Guest blog post: Kate Addis on the impact of Covid-19 on a professional musician

Kate Addis is a professional double bassist who has been engaged many times by APO to boost our section. She’s been helping APO scope its crowdfunder project to present a professional end-of-lockdown celebration concert, which will see the musicians paid now, to alleviate financial hardship.

At the start of 2020, like many other professional musicians, I looked forward to a few quiet days in January; the normal lull after the busy Christmas period. My diary was filled with ‘gigs’ over the six months and as I filled in the obligatory tax return, the coming financial year looked as if it would be a healthy one. 

My name is Kate Addis and I am a freelance classical bass player living in Berkshire.  I grew up in Reading and when I finished my training in London, I never really saw any reason not to move back to the area.  I had family and friends here and with the good transport links, I could be in central London faster than some of my friends who live in greater London.

In March, when the lockdown was announced, like many others I had little understanding of the bigger impact this would have on my life.  I was half way through a busy opera tour in Wales when the remaining performances were cancelled.  By the end of March, all the gigs in my diary for the next five months vanished.

As any self-employed person will tell you, it can be a precarious life.  You learn to balance the times of the year when you are busy with the times that you have little else on.  Most freelance musicians take on work from a number of sources.  For me this includes performing with orchestras and ensembles around the country as well as having a few hours a week of teaching.  For other musicians who work for touring productions, holding down a teaching position is not viable and they have lost all of their income.

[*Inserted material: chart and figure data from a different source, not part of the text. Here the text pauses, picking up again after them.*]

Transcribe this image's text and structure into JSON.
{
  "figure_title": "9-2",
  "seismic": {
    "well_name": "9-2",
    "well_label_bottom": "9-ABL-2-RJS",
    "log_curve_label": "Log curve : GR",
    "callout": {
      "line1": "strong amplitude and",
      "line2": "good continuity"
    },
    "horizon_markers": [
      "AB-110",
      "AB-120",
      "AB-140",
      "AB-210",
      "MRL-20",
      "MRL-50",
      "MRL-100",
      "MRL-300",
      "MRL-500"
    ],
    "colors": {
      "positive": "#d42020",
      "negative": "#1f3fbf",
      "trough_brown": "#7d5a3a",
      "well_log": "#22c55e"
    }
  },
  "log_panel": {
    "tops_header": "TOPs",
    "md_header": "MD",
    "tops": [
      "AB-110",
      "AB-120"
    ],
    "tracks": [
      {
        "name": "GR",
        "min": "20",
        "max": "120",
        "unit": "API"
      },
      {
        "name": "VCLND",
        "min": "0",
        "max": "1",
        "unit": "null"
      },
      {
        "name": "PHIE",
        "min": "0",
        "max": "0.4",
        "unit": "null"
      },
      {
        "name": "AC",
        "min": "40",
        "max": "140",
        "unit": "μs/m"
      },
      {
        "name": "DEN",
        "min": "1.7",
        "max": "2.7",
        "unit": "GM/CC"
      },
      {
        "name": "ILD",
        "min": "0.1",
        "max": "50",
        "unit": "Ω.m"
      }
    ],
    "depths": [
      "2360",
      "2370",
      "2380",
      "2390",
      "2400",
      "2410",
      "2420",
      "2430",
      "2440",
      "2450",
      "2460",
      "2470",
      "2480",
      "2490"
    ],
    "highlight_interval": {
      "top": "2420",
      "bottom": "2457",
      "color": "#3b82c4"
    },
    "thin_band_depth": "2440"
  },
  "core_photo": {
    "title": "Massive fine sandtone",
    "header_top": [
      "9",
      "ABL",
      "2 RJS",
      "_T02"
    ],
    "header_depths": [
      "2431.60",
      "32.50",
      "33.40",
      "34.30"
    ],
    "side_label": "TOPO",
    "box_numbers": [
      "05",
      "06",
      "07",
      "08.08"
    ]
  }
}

Over the years many people have asked me why choose a career that has so much uncertainty (even pre corona) but it’s obvious to me.  There simply is no job like it. 

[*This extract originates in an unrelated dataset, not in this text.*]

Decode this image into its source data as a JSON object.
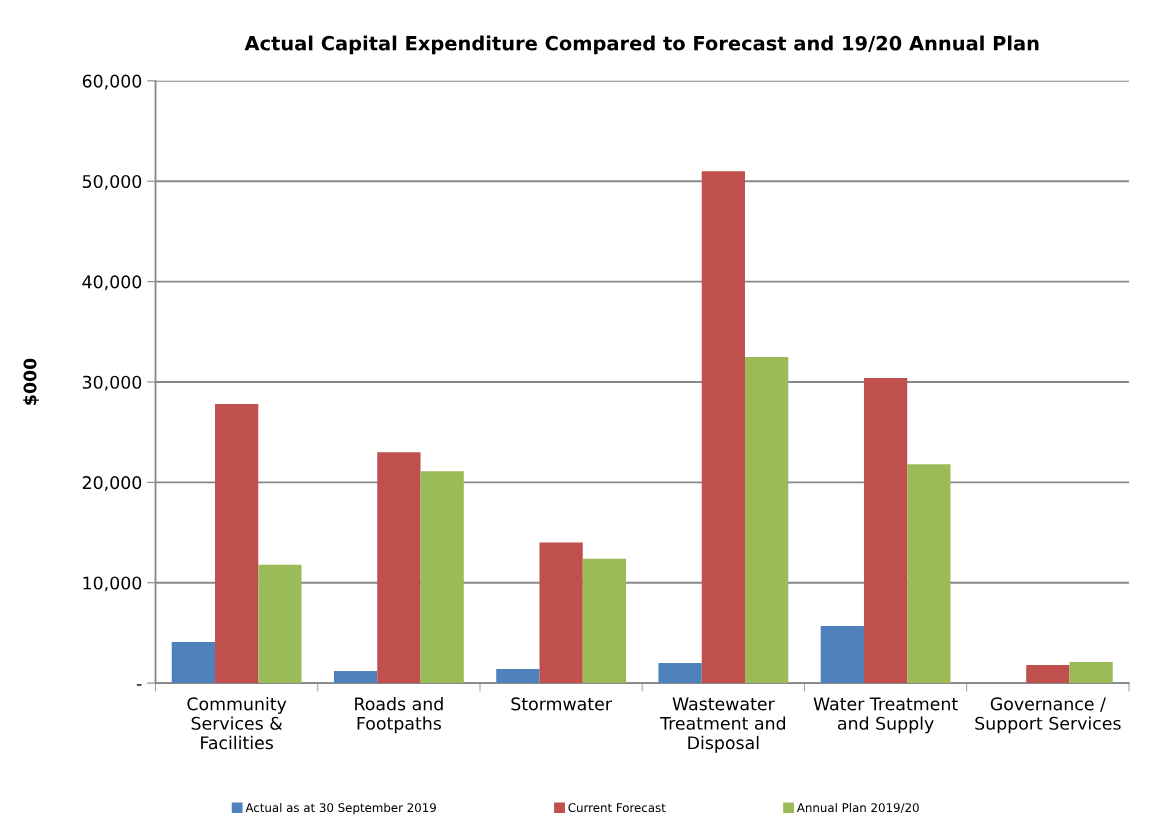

I get to work with talented people and have performed in concert halls, theatres, cathedrals, stately homes, film sets, studios, stadiums, cruise ships and even circus tents. No one can say my ‘office’ is dull.

One of the many concerts in which Kate Addis has been engaged to play with APO, to boost our bass section. She’s the fourth bass in.

I’ve had the opportunity to work with children; to be their first ever live music experience, to see their faces when they see and hear a double bass and be a witness to the first words sung by a refugee child who hasn’t spoken since fleeing her country two years earlier.  But most of all, I get to play music that communicates to everyone; it’s like speaking a universal language.

As the lockdown has continued, like everyone else, musicians are wondering how our work lives will ever get back to normal.  Many of us have had to turn to universal credit while we wait for the self-employed universal grant in June.  Others have taken on temporary jobs. 

As the weeks have gone by, it has become increasingly obvious to us that our industry will be one of the last to leave lockdown.  With this in mind, Andrew’s idea of a crowdfunded concert to support musicians in the area is a very welcome one.  I cannot wait to return to work and perform with other musicians who live locally. I do hope you will be able to support this venture and I look forward to meeting you at the concert.